Organising Activities in your Community

Community Buildings

Getting fit in your local… Your choice of physical activities is endless!

…town hall…village hall…school hall…miners’ welfare hall…scout hut…church hall…vestry…community centre… or any other meeting place at the heart of your community.

When you’re managing a community building, you’re constantly looking to raise funds and recruit volunteers.

You’ve probably found that widening the range of activities is the best way to bring in new people. So introducing more physical activities could be the best thing for your community:

  • You could organise a weekly walking club, beginning and ending at the hall;
  • Involve a local club or group, like the WI. Arrange a fun fitness session to start half an hour before their weekly meetings;
  • Set up a new indoor bowling club. Arrange tournaments, local leagues…;
  • Promote your own Celebrity Come Dancing – try a new form of dance every week!;
  • Teach 3 nights of Aerobics - Beginners, Intermediates and Advanced;
  • Target the over 40s with their own keep-fit programme. Teach them Belly Dancing. And don’t forget Yoga, Tai Chi, Pilates…;
  • Launch the "Girls Aloud" Club - a chance to drop the kids off at school, then join the girls for a walk, a bike ride, or maybe a dance class;
  • Or the Rusty Rackets Club – a haven for forgotten players. Try mini tennis, badminton or table tennis. It doesn’t have to be a 5 set marathon!
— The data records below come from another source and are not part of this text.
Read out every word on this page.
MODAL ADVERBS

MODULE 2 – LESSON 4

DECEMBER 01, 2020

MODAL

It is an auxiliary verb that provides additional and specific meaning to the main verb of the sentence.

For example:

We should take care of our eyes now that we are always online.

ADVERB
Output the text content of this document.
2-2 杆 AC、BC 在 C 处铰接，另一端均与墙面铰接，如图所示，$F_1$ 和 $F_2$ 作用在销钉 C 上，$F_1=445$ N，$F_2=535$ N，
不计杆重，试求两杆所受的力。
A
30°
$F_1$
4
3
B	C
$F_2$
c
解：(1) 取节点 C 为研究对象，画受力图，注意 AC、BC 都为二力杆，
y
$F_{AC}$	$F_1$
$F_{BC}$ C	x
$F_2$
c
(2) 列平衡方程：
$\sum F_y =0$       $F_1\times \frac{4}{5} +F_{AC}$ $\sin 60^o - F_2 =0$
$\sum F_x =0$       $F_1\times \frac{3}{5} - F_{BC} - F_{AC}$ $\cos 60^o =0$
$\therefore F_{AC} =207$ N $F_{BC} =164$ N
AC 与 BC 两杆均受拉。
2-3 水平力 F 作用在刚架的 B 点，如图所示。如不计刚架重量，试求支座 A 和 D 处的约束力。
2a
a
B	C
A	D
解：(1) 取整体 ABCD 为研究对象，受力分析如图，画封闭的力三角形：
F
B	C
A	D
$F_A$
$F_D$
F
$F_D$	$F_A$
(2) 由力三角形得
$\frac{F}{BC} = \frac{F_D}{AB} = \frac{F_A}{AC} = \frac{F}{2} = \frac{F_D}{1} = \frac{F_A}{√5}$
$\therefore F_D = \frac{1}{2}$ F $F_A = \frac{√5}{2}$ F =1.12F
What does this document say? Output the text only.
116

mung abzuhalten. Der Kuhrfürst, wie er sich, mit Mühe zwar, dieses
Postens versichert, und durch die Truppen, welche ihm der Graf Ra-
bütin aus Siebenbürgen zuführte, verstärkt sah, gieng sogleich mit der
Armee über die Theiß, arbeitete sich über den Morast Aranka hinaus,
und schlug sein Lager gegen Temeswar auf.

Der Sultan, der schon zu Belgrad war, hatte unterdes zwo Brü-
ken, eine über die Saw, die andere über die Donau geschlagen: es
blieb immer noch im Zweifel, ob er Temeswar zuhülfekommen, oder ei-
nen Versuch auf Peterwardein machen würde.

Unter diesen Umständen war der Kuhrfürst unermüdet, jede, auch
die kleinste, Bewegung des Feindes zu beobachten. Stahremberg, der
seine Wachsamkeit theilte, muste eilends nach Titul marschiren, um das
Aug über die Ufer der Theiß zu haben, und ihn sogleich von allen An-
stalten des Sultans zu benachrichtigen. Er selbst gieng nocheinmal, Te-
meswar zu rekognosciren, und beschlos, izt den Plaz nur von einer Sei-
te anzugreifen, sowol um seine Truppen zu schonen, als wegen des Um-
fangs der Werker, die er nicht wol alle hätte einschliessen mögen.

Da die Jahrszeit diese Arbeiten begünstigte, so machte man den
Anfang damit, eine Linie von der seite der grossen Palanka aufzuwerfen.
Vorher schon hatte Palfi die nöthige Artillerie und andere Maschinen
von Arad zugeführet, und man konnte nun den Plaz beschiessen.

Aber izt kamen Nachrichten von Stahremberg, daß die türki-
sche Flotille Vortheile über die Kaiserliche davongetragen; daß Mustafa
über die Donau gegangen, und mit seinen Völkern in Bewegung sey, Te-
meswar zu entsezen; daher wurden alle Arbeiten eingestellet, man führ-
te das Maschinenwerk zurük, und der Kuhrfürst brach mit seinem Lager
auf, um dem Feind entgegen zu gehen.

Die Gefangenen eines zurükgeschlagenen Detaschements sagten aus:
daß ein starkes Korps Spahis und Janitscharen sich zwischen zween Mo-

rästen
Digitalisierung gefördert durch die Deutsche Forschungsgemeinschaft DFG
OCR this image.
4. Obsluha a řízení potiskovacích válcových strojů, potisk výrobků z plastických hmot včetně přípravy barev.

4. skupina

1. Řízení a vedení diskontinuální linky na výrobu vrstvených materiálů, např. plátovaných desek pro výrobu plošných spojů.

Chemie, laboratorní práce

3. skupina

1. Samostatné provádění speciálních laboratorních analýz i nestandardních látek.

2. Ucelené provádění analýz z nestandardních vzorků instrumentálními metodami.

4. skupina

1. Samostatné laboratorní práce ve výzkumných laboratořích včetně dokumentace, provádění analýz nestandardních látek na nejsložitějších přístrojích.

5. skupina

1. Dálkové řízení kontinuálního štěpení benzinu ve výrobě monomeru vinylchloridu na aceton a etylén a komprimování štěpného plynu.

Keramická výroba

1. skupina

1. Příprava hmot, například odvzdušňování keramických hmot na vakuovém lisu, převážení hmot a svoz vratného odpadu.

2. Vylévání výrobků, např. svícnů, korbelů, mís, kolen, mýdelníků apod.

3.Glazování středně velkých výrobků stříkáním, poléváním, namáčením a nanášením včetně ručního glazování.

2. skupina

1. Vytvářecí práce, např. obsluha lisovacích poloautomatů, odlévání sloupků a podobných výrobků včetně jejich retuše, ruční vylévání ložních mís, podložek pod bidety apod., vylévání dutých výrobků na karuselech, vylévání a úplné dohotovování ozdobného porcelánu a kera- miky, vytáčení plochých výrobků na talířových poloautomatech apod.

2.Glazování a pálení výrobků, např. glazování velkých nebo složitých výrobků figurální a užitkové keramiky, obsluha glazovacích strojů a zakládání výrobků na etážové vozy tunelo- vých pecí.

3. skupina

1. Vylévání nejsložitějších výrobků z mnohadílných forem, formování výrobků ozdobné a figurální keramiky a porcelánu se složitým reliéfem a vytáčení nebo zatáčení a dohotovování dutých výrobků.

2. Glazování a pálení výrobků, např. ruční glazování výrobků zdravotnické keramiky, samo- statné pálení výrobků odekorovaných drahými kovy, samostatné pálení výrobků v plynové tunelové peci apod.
Your choice of physical activities is endless. But before you settle on a concrete plan of action, there’s a little research to be done:

  • How many suitable rooms does your community building have?
  • Physical activities need plenty of space. How much is available?
  • Do you offer wheelchair access?
  • Are your flooring, lighting, walls and heating compatible with your proposed activities?
  • Is the ceiling high enough?
  • Is there storage for your equipment?
  • Is there a suitable room that can double as a changing area?
  • Are the walls soundproofed?
  • Is a stage available if needed?
  • Is there suitable ground for outdoor games, including a grassed area for summer activities?
  • Is there outdoor lighting for the winter months?
  • And finally, what activities would be popular with your local community?

These questions can help you build a suitable activities programme. But you’ll also need to know if similar activities are already offered nearby. And, of course, whether there’s a qualified session leader available.